Como a tecnologia e a sustentabilidade impactam a precificação?
Alex Nabuco dos Santos elucida que a tecnologia construtiva deixou de ser um diferencial estético para se tornar um componente financeiro direto no valor do imóvel. No mercado imobiliário contemporâneo, edifícios que ostentam certificações de baixo consumo energético e sistemas de automação integrados comandam preços mais altos devido ao menor custo operacional futuro.

O comprador de 2026 entende que o valor de aquisição é apenas uma parte do investimento, priorizando unidades que garantam economia no condomínio e manutenção simplificada. Essa mudança de mentalidade eleva o preço médio de ativos modernos em comparação aos estoques antigos e tecnologicamente defasados. A adoção de novos métodos de construção, como a industrialização de componentes, permite uma previsibilidade maior, mas também exige investimentos iniciais elevados.
O que esperar da oferta de crédito para o mercado imobiliário?
A disponibilidade de recursos para o financiamento é, historicamente, o combustível que move o volume de vendas e a valorização dos ativos. A manutenção dos níveis de poupança e a atratividade das letras de crédito são fundamentais para que o setor continue apresentando números robustos. No mercado imobiliário, o preço é sensível à parcela que cabe no bolso do comprador; logo, qualquer variação positiva nas condições de crédito tende a impulsionar a demanda e, consequentemente, os preços nominais.
Alex Nabuco dos Santos frisa que a expectativa para o segundo semestre de 2026 é de uma manutenção da competitividade bancária, favorecendo a liquidez de unidades prontas.
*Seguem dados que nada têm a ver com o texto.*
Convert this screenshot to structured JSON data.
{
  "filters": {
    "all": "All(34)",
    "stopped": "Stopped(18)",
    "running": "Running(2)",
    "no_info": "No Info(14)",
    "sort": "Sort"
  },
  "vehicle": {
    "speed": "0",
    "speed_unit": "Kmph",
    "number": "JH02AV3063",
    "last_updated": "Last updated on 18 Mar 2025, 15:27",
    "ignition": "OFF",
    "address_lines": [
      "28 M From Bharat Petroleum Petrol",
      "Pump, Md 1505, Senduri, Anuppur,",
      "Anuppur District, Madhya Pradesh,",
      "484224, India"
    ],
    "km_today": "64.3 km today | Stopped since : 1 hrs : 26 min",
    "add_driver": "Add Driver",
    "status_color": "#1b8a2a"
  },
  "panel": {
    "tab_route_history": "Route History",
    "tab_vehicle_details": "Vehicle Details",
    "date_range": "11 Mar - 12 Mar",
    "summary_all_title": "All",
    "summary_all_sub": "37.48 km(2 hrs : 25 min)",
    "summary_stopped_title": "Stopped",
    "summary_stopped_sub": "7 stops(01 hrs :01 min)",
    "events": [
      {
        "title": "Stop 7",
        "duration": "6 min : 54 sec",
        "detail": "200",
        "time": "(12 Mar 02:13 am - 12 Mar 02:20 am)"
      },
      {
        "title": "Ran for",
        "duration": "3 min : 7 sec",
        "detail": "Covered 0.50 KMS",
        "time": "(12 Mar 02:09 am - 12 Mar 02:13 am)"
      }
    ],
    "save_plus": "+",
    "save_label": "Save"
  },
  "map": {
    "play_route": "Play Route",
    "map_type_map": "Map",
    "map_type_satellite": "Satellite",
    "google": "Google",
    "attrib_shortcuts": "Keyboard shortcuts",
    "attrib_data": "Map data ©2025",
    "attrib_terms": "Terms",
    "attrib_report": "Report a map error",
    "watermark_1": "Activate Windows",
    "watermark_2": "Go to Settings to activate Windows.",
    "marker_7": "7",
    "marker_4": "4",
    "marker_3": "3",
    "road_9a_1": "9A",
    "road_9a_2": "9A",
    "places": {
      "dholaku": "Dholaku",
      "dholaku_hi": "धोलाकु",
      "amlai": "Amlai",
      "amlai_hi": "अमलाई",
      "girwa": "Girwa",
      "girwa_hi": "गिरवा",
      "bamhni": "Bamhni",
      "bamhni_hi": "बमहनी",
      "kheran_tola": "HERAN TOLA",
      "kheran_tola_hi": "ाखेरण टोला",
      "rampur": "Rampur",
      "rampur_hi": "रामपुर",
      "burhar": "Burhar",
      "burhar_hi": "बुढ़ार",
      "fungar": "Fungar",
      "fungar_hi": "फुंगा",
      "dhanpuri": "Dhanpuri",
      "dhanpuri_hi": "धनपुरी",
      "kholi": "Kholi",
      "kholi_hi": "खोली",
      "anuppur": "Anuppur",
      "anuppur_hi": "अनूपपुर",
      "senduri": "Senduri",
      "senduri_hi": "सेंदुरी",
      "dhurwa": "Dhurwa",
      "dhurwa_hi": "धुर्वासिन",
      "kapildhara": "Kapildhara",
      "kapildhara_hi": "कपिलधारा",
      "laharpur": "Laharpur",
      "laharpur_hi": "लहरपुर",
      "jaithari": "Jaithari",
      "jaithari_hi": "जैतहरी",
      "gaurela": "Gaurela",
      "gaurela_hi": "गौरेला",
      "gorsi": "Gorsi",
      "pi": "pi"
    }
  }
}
A confiança do consumidor na estabilidade de sua renda também desempenha um papel crucial na sustentação dos preços de venda. O setor imobiliário costuma ser o último a sentir os efeitos de crises e o primeiro a se beneficiar de ciclos de crescimento sustentado.
A análise dos fatores que influenciam os preços em 2026 mostra um mercado maduro, onde qualidade e eficiência se alinham
Assim, Alex Nabuco dos Santos resume a análise dos fatores que influenciam os preços em 2026, revelando um mercado maduro, onde a qualidade técnica e a eficiência financeira caminham juntas. Não há espaço para valorizações artificiais, mas sim para o crescimento baseado em benefícios reais entregues ao morador.
O mercado imobiliário brasileiro demonstra uma resiliência notável, sustentada por uma estrutura de custos sólida e uma demanda que valoriza a segurança do patrimônio físico. Ao compreender que o preço é o reflexo de um ecossistema complexo, o investidor pode tomar decisões mais assertivas e menos baseadas em especulações momentâneas. De acordo com o especialista, o futuro do setor pertence a quem investe em performance e sustentabilidade.